Byzantine Fault Tolerance describes a mathematical property, not a specific piece of software: a network has it if honest participants can still agree on the correct state of the system even when some nodes crash, go offline, or actively send conflicting or false information to different peers. The name comes from the Byzantine Generals Problem, a thought experiment about coordinating an attack when some generals might be traitors feeding contradictory orders to different parts of the army.

In practice, most BFT designs share a hard limit: consensus stays safe as long as fewer than one-third of participating nodes are faulty or dishonest, a bound proven by Castro and Liskov's Practical Byzantine Fault Tolerance (pBFT) algorithm in 1999. pBFT works by having a rotating leader propose a block and every replica exchange multiple rounds of signed messages until a supermajority agrees, giving instant finality but requiring heavy node-to-node communication that limits scale.

Blockchains adopted BFT thinking to solve the same trust problem among mutually suspicious strangers rather than known servers in a data center.
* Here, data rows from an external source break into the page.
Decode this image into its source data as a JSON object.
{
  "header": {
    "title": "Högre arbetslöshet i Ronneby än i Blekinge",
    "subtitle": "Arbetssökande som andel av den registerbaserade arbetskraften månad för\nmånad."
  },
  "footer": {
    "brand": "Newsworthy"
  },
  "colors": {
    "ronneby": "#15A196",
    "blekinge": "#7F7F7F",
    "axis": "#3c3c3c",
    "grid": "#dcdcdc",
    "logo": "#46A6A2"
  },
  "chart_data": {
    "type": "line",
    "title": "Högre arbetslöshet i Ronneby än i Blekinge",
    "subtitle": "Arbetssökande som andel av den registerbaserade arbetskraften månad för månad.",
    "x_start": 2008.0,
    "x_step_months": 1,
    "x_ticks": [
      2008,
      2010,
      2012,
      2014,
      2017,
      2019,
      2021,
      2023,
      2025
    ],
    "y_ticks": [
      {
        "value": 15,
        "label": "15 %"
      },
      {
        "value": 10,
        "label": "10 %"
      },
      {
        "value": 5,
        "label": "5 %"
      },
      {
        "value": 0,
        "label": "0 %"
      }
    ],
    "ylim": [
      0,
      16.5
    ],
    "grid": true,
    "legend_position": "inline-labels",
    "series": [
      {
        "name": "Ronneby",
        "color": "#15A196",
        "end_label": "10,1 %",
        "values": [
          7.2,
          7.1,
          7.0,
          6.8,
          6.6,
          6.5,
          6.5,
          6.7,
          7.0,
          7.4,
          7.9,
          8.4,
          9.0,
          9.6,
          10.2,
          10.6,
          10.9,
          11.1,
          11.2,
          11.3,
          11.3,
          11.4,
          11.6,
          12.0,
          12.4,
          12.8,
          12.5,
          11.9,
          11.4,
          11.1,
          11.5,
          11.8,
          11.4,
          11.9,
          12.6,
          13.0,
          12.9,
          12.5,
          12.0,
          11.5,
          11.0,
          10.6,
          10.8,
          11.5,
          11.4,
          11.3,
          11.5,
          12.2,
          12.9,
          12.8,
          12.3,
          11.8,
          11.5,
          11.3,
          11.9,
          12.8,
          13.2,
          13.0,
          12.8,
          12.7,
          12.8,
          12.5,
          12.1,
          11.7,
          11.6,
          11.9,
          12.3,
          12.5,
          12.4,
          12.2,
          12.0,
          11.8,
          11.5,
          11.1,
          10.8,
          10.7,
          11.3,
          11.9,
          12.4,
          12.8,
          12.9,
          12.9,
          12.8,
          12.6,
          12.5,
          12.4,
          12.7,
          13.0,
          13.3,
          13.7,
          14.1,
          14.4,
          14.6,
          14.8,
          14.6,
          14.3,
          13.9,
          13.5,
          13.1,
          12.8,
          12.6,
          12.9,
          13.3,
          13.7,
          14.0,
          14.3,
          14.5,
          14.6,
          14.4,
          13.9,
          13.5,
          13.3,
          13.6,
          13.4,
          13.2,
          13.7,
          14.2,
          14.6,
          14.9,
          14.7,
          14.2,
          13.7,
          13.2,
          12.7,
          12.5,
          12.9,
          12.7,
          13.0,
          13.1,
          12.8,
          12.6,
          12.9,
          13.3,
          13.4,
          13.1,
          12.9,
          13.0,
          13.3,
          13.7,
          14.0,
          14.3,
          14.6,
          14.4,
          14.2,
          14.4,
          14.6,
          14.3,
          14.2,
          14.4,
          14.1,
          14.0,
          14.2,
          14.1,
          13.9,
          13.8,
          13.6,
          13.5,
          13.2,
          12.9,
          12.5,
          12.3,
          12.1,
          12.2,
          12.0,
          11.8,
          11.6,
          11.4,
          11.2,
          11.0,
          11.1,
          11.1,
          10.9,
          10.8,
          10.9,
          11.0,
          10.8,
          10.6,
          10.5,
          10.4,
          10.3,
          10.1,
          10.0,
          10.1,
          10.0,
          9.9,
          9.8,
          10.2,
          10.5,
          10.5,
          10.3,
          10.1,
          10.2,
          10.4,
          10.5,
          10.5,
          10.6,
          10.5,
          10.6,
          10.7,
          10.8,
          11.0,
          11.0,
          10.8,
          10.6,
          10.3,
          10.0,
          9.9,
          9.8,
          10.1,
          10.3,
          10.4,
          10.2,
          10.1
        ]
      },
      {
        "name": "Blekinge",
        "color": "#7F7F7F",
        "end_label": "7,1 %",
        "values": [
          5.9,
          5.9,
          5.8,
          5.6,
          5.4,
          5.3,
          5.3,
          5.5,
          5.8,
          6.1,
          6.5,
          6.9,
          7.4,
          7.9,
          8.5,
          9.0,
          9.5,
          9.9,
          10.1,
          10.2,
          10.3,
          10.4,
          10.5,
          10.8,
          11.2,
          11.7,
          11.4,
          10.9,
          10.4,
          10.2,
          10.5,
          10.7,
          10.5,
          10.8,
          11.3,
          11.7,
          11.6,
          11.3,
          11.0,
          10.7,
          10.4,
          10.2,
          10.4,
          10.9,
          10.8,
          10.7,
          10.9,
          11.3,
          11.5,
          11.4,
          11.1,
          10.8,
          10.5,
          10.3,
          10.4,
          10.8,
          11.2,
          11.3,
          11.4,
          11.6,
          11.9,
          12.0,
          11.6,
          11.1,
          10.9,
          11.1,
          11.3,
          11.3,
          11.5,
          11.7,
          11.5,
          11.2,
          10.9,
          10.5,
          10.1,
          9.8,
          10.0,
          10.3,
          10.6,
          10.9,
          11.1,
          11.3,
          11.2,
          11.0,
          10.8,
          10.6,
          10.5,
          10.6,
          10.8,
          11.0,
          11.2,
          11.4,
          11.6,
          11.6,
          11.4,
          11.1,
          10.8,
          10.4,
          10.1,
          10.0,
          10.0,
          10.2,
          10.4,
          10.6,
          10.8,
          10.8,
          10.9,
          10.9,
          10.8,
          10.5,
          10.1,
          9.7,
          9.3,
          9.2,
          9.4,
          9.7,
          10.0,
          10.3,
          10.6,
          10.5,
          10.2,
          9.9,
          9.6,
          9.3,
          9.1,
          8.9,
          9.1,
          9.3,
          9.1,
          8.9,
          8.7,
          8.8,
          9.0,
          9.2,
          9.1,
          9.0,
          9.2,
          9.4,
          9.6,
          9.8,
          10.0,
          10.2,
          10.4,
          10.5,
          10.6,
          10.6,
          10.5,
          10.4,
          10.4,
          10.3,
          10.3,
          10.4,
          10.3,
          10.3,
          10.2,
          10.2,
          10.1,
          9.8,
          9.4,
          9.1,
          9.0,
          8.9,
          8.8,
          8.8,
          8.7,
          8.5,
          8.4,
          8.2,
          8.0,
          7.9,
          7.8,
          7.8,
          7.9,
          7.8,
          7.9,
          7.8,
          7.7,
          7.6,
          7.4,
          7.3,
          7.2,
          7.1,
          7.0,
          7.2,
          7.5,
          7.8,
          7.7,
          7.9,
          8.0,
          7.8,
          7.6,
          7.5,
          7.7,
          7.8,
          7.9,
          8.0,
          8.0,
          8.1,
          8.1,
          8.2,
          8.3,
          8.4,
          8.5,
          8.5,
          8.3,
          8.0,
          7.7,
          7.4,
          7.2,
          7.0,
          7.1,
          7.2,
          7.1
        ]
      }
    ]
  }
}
Tendermint, the consensus engine behind the Cosmos ecosystem, streamlines pBFT into propose, prevote, and precommit rounds among validators, finalizing blocks once two-thirds of voting power signs off. Hyperledger Fabric uses a pBFT-style ordering service for permissioned enterprise chains, and Ethereum's Casper FFG finality gadget borrows BFT-derived safety guarantees to checkpoint blocks on the beacon chain.

The trade-off is scalability versus security: BFT systems tolerate malicious actors well but need more message overhead as validator sets grow, which is why many chains cap active validator counts or combine BFT rounds with other mechanisms to balance speed, decentralization, and safety.